HUKAMANEWS - Pada Rabu malam waktu Vatikan, langit di atas Kapel Sistina kembali diselimuti asap hitam yang mengepul dari cerobong suci.
Pemandangan ini langsung memicu kekecewaan dan keheningan dari ribuan umat Katolik yang memadati Lapangan Santo Petrus.
Asap hitam ini menjadi sinyal jelas bahwa belum ada konsensus yang dicapai dalam pemungutan suara pertama untuk memilih Paus baru.
Momen tersebut menjadi bagian dari tradisi konklaf, proses pemilihan Paus yang dijalankan dengan sangat tertutup dan penuh kekhidmatan.
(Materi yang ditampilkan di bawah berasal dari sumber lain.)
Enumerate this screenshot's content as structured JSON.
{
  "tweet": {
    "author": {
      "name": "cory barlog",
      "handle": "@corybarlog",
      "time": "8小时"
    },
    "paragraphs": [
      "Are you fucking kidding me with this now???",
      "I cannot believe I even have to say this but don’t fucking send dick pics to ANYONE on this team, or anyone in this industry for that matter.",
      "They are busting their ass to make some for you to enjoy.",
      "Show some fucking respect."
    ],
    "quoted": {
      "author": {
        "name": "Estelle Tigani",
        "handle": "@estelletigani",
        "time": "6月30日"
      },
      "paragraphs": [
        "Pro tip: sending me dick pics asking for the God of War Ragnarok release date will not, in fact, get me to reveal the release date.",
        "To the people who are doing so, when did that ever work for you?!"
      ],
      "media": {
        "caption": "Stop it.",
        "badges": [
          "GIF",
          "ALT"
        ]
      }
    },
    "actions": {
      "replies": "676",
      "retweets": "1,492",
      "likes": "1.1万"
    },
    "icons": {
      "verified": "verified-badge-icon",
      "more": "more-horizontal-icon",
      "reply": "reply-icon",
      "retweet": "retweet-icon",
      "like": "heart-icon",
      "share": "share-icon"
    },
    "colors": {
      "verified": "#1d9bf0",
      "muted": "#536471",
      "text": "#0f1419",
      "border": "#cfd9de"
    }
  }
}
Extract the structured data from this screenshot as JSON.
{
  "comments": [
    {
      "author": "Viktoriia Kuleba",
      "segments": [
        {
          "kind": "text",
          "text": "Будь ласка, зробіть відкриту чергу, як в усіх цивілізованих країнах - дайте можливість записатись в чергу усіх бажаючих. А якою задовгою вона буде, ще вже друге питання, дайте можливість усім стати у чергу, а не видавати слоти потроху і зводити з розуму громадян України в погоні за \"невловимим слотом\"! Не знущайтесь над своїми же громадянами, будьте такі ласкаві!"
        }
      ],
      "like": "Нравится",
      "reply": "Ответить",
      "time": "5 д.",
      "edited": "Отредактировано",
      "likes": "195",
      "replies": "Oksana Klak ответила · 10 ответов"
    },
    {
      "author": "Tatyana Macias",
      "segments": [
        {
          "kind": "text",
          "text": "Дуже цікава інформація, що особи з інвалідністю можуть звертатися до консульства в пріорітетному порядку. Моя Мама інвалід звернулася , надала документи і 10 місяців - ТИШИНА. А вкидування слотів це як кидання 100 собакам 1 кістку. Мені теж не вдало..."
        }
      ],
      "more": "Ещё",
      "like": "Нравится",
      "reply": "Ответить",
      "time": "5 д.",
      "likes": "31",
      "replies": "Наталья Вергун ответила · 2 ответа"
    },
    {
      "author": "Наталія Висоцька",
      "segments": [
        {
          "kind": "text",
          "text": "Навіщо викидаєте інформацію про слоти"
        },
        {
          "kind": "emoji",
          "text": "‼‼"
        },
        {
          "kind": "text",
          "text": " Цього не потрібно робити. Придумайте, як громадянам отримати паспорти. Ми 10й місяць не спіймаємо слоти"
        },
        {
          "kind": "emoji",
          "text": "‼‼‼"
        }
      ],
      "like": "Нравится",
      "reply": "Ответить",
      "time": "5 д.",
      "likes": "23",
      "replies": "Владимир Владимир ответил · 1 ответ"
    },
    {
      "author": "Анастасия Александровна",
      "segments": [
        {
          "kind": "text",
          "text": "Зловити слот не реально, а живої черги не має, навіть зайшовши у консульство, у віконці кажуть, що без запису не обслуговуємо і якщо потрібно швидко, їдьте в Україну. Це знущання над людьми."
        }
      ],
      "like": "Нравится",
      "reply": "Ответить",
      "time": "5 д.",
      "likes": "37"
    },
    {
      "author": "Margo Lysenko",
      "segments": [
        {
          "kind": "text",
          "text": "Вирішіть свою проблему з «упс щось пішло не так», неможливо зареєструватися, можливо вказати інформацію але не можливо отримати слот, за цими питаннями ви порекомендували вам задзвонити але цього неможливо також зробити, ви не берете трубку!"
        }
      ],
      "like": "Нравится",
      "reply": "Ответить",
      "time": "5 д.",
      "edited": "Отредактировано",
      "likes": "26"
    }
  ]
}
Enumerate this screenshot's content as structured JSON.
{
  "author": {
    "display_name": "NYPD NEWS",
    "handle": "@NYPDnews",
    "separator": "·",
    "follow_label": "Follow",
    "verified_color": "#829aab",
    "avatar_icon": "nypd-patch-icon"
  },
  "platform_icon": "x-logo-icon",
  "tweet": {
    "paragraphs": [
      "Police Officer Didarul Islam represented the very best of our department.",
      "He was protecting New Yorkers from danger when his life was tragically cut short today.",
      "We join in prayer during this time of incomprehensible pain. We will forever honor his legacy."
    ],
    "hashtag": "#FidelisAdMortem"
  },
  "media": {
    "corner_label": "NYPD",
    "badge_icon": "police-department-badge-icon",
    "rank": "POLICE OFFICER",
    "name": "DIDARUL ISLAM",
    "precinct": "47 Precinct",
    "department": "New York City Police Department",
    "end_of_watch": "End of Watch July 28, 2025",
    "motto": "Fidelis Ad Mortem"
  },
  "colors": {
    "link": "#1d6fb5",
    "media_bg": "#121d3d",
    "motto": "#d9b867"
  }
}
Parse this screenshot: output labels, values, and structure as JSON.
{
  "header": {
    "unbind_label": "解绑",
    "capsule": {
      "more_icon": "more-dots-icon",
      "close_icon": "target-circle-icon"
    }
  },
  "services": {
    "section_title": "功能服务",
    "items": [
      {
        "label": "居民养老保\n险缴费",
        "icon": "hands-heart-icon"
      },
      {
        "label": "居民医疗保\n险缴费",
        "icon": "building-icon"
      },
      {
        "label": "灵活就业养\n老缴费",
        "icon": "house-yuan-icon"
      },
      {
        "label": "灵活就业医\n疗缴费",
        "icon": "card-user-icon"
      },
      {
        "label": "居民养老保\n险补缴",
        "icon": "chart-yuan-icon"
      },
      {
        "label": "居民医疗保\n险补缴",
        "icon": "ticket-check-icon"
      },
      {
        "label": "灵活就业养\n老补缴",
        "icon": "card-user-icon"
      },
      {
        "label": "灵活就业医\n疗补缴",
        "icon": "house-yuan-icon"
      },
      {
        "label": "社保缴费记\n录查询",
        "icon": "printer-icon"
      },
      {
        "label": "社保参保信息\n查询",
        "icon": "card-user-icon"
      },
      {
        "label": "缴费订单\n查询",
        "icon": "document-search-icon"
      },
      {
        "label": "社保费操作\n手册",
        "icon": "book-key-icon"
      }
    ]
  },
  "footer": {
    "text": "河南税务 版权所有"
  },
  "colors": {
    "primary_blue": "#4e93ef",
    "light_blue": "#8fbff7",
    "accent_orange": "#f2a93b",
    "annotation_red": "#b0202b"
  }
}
Baca Juga: Erick Thohir Akui Korupsi di BUMN Tak Bisa Dihilangkan, Tapi Bisa Ditekan Lewat Sistem Baru
Kondisi ini menandai bahwa para kardinal yang sedang bermusyawarah belum berhasil menemukan sosok pengganti Paus Fransiskus, yang wafat pada 21 April lalu.
Dengan suasana haru dan penuh doa, umat Katolik di seluruh dunia kini menunggu kelanjutan proses yang akan menentukan arah Gereja ke depan.
Pemungutan suara pertama konklaf 2025 belum menghasilkan nama Paus ke-267.
Sebanyak 133 kardinal dari 70 negara berkumpul di Kapel Sistina untuk menentukan pilihan, namun belum ada satu pun yang mendapatkan dukungan dua pertiga suara seperti yang disyaratkan.
Karena itu, proses pemilihan akan kembali dilanjutkan pada hari berikutnya dengan ritme yang ketat, hingga empat kali pemungutan suara per hari.
Yang menarik, konklaf kali ini dianggap sebagai yang paling beragam secara geografis sepanjang sejarah pemilihan Paus.
Para kardinal yang hadir tidak hanya berasal dari Eropa, tetapi juga dari Asia, Afrika, hingga Amerika Latin.
Keberagaman ini mencerminkan wajah Gereja Katolik yang semakin global dan inklusif, serta mencerminkan semangat zaman yang terus berubah.
Namun, keberagaman ini juga berkontribusi terhadap kompleksitas dalam mencapai mufakat, karena banyaknya perspektif dan tantangan yang dibawa masing-masing wilayah.